As compared to the private sector employees, public sector employees are also being protected their longterm savings in the Employee Provident Fund depending on their retirement option and are covered their work related risks by the Social Security Organisation scheme. However, some risks are not covered under these schemes. Local residents were facing other financial risks as shown by statistics of nonperforming loan. A total of 50,361 individuals were involved in nonperforming loan (NPL) with an estimation of RM4.8 billion NPL due to their inability to pay the cost of medical treatment (Department of Statistic, 2010). Hence, there is a need to manage risk well apart from managing spending, savings, loan and investment (Garman & Forgue, 2003).

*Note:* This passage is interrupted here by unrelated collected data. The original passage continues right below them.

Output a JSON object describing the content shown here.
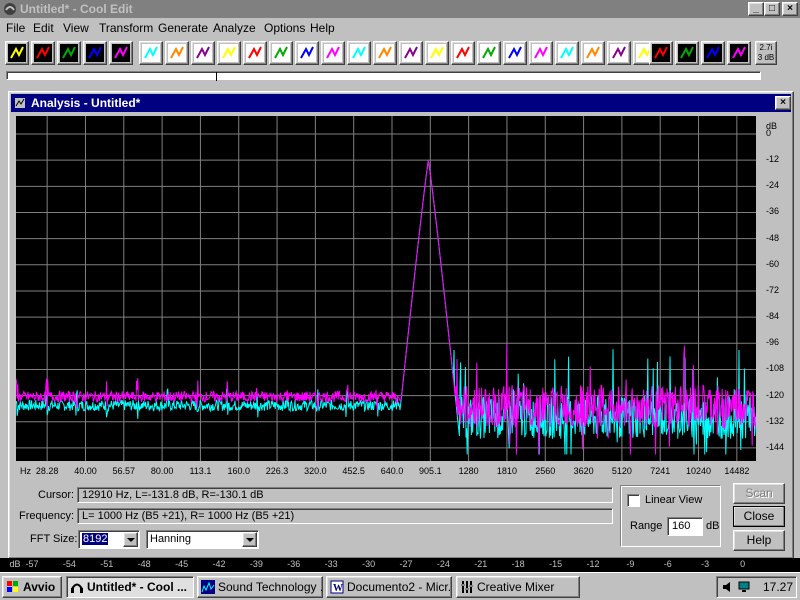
{
  "app": {
    "title": "Untitled* - Cool Edit",
    "window_buttons": [
      "_",
      "□",
      "×"
    ]
  },
  "menu": [
    "File",
    "Edit",
    "View",
    "Transform",
    "Generate",
    "Analyze",
    "Options",
    "Help"
  ],
  "toolbar": {
    "icons": [
      "new-icon",
      "open-icon",
      "save-icon",
      "cue-icon",
      "headphones-icon",
      "rewind-icon",
      "silence-icon",
      "loop-icon",
      "note-icon",
      "record-dot-icon",
      "mix-icon",
      "down-arrow-icon",
      "amplitude-icon",
      "spectrum-icon",
      "timer-icon",
      "echo-icon",
      "filter-icon",
      "reverb-icon",
      "flanger-icon",
      "chorus-icon",
      "eq-icon",
      "noise-icon",
      "wave-icon",
      "brainwave-icon",
      "stretch-icon",
      "envelope-a-icon",
      "envelope-b-icon",
      "envelope-c-icon",
      "envelope-d-icon"
    ],
    "readout_line1": "2.7i",
    "readout_line2": "3 dB"
  },
  "analysis": {
    "title": "Analysis - Untitled*",
    "close_glyph": "×",
    "y_unit": "dB",
    "x_unit": "Hz",
    "cursor_label": "Cursor:",
    "cursor_value": "12910 Hz, L=-131.8 dB, R=-130.1 dB",
    "frequency_label": "Frequency:",
    "frequency_value": "L=   1000 Hz (B5 +21), R=   1000 Hz (B5 +21)",
    "fft_label": "FFT Size:",
    "fft_value": "8192",
    "window_value": "Hanning",
    "linear_view_label": "Linear View",
    "linear_view_checked": false,
    "range_label": "Range",
    "range_value": "160",
    "range_unit": "dB",
    "buttons": {
      "scan": "Scan",
      "close": "Close",
      "help": "Help"
    },
    "colors": {
      "left_channel": "#00ffff",
      "right_channel": "#ff00ff",
      "grid": "#808080"
    }
  },
  "chart_data": {
    "type": "line",
    "xlabel": "Hz",
    "ylabel": "dB",
    "x_ticks": [
      "28.28",
      "40.00",
      "56.57",
      "80.00",
      "113.1",
      "160.0",
      "226.3",
      "320.0",
      "452.5",
      "640.0",
      "905.1",
      "1280",
      "1810",
      "2560",
      "3620",
      "5120",
      "7241",
      "10240",
      "14482"
    ],
    "y_ticks": [
      "0",
      "-12",
      "-24",
      "-36",
      "-48",
      "-60",
      "-72",
      "-84",
      "-96",
      "-108",
      "-120",
      "-132",
      "-144"
    ],
    "ylim": [
      -150,
      0
    ],
    "grid": true,
    "peak": {
      "frequency_hz": 1000,
      "level_db": -12
    },
    "series": [
      {
        "channel": "L",
        "color": "#00ffff",
        "noise_floor_low_db": -125,
        "noise_floor_high_db": -132
      },
      {
        "channel": "R",
        "color": "#ff00ff",
        "noise_floor_low_db": -122,
        "noise_floor_high_db": -128
      }
    ]
  },
  "meter": {
    "labels": [
      "dB",
      "-57",
      "-54",
      "-51",
      "-48",
      "-45",
      "-42",
      "-39",
      "-36",
      "-33",
      "-30",
      "-27",
      "-24",
      "-21",
      "-18",
      "-15",
      "-12",
      "-9",
      "-6",
      "-3",
      "0"
    ]
  },
  "taskbar": {
    "start": "Avvio",
    "tasks": [
      "Untitled* - Cool ...",
      "Sound Technology ...",
      "Documento2 - Micr...",
      "Creative Mixer"
    ],
    "clock": "17.27"
  }
}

Managing daily risk should be a long-term effort which comprises of four types of methods that are risk avoidance, risk reduction, risk assumption and risk transfer. Risk can be transferred to a third party such as an insurance company or fund institution. The Employee Provident Fund is a local fund institution that can manage savings risk faced by individuals whereby the risks of losing savings made by individuals are transferred to the institution. With the restricted withdrawal of the contribution made to the fund, this kind of savings has low liquidity as compared to the savings in savings or deposit accounts. The fund is in the form of long-term funds where contributions based on salary are made by the employee and employer periodically over their life span during their service term. This study focused on public sector employees where majority of them made option for pension scheme and there is availability of a regular income during the retirement period however with a lower amount. Hence, dependency on the pension income alone might not guarantee the adequacy of income for their retirement life.